At our institution, 95% of the instrumental deliveries were completed with 1 instrument. In the study by Bofill et al,8 93% of the women were delivered with the intended instrument. In the study by Johanson et al,11 85% of the women in the vacuum group and 90% in the forceps group were delivered by the assigned instrument. It is possible that the high rate of success with 1 instrument was the result of the appropriate selection of the instrument. There are significant concerns related to maternal and neonatal injury when more than 1 instrument is used. In these situations, we found the rates of maternal and neonatal injury to be similar to the rates of the instrument causing the highest injury when only 1 instrument is used. We did not encounter serious injury but, in a retrospective review, Gardella et al14 found that the sequential use of vacuum and forceps was associated with increased rates of intracranial hemorrhage, brachial plexus, facial nerve injury, seizure, depressed 5-minute Apgar score, assisted ventilation, fourth-degree and other lacerations, hematoma, and postpartum hemorrhage.
Neonates in the forceps group had a greater incidence of instrument marks and bruising, whereas neonates in the vacuum-assisted group had more cephalohematomas. These findings are consistent with the studies of Johanson et al,8 Bofill et al,9 and Wen et al.11
At our institution, the use of vacuum has increased whereas forceps use has decreased during the past 10 years. Our institution's 6% rate of operative vaginal deliveries is comparable with 36% of the North American residency programs.6 Fifty-nine percent of our operative vaginal deliveries were accomplished with the assistance of the vacuum. Twenty-one percent of the residency programs use vacuum in 51% to 75% of their operative vaginal deliveries, whereas 68% of the residency programs prefer forceps and use vacuum less than 50% of the time.6 In many parts of the country, vacuum use has surpassed forceps delivery.15 We anticipate the rate of operative vaginal deliveries to continue to decrease because there is less training of residents as the result of a shortage of skilled obstetricians, the cesarean delivery rate increases, and the medical malpractice environment worsens.
Residents are assigned to the deliveries while being supervised by attending physicians with different degrees of expertise. Although vacuum extraction clearly causes less significant maternal trauma, the incidence of cephalohematomas is increased. Even although cephalohematomas are not considered serious and the majority resolve without much consequence, subgaleal and subarachnoid hemorrhages are rare but significant injuries associated with the vacuum extractor. Instruments used to accomplish vaginal delivery must be used with caution and the delivery supervised by trained personnel. Our findings should assist obstetricians in selecting an instrument for an operative vaginal delivery and in counseling the patient regarding the risks and benefits of alternative approaches.

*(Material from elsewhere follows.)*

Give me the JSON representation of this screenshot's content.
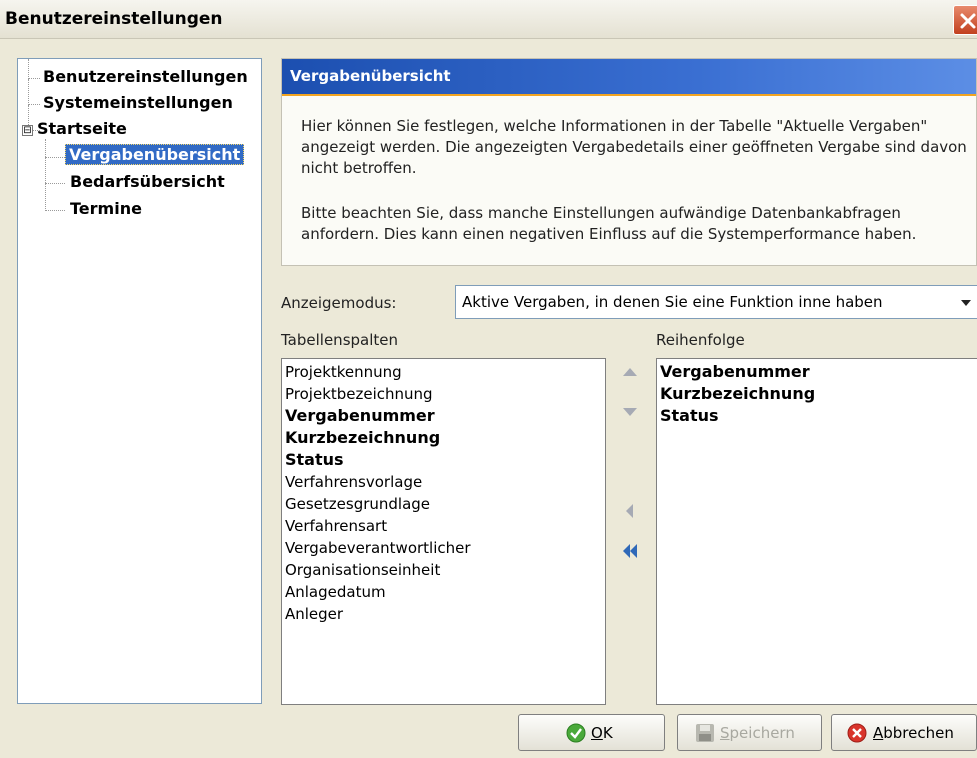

The limitations of our study were related to its retrospective nature and the lack of randomization. Delivery documentation was incomplete. Newborn examinations were performed by physicians who knew the delivery information therefore the exams may have been “selective” rather than “objective.” More information related to the use of regional anesthesia would have been beneficial in understanding its relation to the second stage of labor. Despite their limitations, our findings are in agreement with other prospective studies.